Initially, the underlying pathogen remained unidentified. The patient underwent conservative management for the initial rupture, but later suffered a delayed splenic rupture. Through advanced diagnostic techniques, including metagenome next-generation sequencing of pus samples, clinicians identified Actinomyces israelii as the causative agent. Pathological examination of the spleen and liver revealed chronic suppurative inflammation with abscesses, where the surrounding hyphae were arranged in a characteristic radial pattern.
The Importance of Early Identification
The case underscores a critical lesson for healthcare providers: when minor trauma leads to unexpected and severe internal organ damage, clinicians must maintain a high index of suspicion for underlying infections like actinomycosis. Because the symptoms—such as fever, sepsis, and abdominal pain—can be mistaken for more common inflammatory conditions, the diagnosis is often delayed.

For the patient in this report, the successful outcome required a multidisciplinary approach, including:
- Surgical Intervention: A splenectomy was necessary to resolve the recurring rupture.
- Targeted Anti-infective Therapy: The patient was treated with a combination of imipenem/cilastatin and penicillin.
- Supportive Care: Antishock therapy was utilized to stabilize the patient during the acute phase of sepsis.
Key Takeaways for Patients and Providers
- Rare but Serious: While actinomycosis is uncommon, its ability to cause disseminated abscesses makes it a serious clinical concern that requires prompt, targeted antibiotic therapy.

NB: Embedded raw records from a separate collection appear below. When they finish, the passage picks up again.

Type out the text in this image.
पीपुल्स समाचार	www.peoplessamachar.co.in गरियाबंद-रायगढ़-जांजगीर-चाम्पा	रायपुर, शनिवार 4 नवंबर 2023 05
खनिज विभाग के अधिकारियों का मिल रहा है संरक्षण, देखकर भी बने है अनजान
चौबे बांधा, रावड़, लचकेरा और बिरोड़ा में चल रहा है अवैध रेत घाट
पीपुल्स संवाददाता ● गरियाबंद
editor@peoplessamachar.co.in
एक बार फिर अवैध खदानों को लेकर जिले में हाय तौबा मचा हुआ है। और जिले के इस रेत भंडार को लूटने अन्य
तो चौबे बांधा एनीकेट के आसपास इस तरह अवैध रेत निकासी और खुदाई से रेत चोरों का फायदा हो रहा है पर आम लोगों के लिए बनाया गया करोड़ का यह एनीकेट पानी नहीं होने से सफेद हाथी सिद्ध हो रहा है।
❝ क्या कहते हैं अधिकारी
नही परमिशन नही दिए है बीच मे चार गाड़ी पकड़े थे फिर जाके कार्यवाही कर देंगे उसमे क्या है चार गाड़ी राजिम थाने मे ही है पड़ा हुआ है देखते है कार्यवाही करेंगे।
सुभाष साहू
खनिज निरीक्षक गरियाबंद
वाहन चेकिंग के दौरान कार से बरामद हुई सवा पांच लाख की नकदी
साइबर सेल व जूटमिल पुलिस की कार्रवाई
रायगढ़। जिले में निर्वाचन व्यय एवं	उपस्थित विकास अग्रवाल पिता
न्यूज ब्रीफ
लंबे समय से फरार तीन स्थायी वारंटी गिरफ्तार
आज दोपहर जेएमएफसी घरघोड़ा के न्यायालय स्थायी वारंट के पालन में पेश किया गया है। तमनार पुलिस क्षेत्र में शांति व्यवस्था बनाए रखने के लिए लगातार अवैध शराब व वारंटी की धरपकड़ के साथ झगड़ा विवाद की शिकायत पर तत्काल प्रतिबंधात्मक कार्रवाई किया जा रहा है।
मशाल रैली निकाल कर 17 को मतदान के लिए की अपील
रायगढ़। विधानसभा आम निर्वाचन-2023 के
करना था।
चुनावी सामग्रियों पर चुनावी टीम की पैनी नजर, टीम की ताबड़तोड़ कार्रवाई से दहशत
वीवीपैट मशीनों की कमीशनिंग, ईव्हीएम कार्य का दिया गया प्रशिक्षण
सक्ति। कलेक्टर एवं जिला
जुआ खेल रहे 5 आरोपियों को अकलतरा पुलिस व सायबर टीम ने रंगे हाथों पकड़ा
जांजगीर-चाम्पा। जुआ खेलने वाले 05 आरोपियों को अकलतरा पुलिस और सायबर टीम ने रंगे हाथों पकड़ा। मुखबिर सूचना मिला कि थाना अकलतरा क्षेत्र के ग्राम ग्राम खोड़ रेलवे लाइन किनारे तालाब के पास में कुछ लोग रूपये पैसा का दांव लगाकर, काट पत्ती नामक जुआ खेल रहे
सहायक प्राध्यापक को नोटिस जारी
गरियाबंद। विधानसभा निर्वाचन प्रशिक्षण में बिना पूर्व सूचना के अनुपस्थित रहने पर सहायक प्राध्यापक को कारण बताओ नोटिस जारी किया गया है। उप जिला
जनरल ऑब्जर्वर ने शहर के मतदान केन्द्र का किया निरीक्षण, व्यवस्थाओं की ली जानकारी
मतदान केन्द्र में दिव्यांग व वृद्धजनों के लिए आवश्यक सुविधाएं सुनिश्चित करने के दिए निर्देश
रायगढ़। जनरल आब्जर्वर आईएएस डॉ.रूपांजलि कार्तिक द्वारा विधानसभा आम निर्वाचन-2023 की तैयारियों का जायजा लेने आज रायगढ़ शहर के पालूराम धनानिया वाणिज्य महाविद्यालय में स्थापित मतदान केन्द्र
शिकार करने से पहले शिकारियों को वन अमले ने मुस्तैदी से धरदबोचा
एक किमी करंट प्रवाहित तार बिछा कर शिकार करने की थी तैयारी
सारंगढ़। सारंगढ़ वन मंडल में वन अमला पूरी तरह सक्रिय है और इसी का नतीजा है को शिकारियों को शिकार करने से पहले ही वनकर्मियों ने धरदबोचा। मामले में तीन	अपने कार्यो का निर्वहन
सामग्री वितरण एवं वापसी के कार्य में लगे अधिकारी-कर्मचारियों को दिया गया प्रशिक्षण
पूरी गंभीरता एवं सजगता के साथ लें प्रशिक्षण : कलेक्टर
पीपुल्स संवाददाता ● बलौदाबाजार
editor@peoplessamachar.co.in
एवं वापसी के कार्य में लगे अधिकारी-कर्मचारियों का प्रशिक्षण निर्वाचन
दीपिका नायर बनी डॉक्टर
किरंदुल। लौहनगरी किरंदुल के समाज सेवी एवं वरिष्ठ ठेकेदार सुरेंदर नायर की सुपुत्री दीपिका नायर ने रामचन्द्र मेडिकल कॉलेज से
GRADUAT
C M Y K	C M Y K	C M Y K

- Diagnostic Vigilance: Patients presenting with chronic, unexplained abdominal pain or abscesses should be evaluated for rare bacterial infections, especially if there is a history of prior respiratory or gastrointestinal issues.
- Advanced Diagnostics: Metagenome next-generation sequencing can be a life-saving tool when traditional culture methods fail to identify the pathogen at the initial stage of the disease.
Conclusion
This case serves as a vital reminder that even rare pathogens can manifest in ways that mimic common surgical emergencies. By prioritizing etiology tracing and maintaining a broad differential diagnosis, clinicians can improve outcomes for patients suffering from disseminated actinomycosis. As research continues to evolve, the focus remains on early identification and comprehensive, multidisciplinary treatment to prevent the dangerous complications associated with this persistent bacterial infection.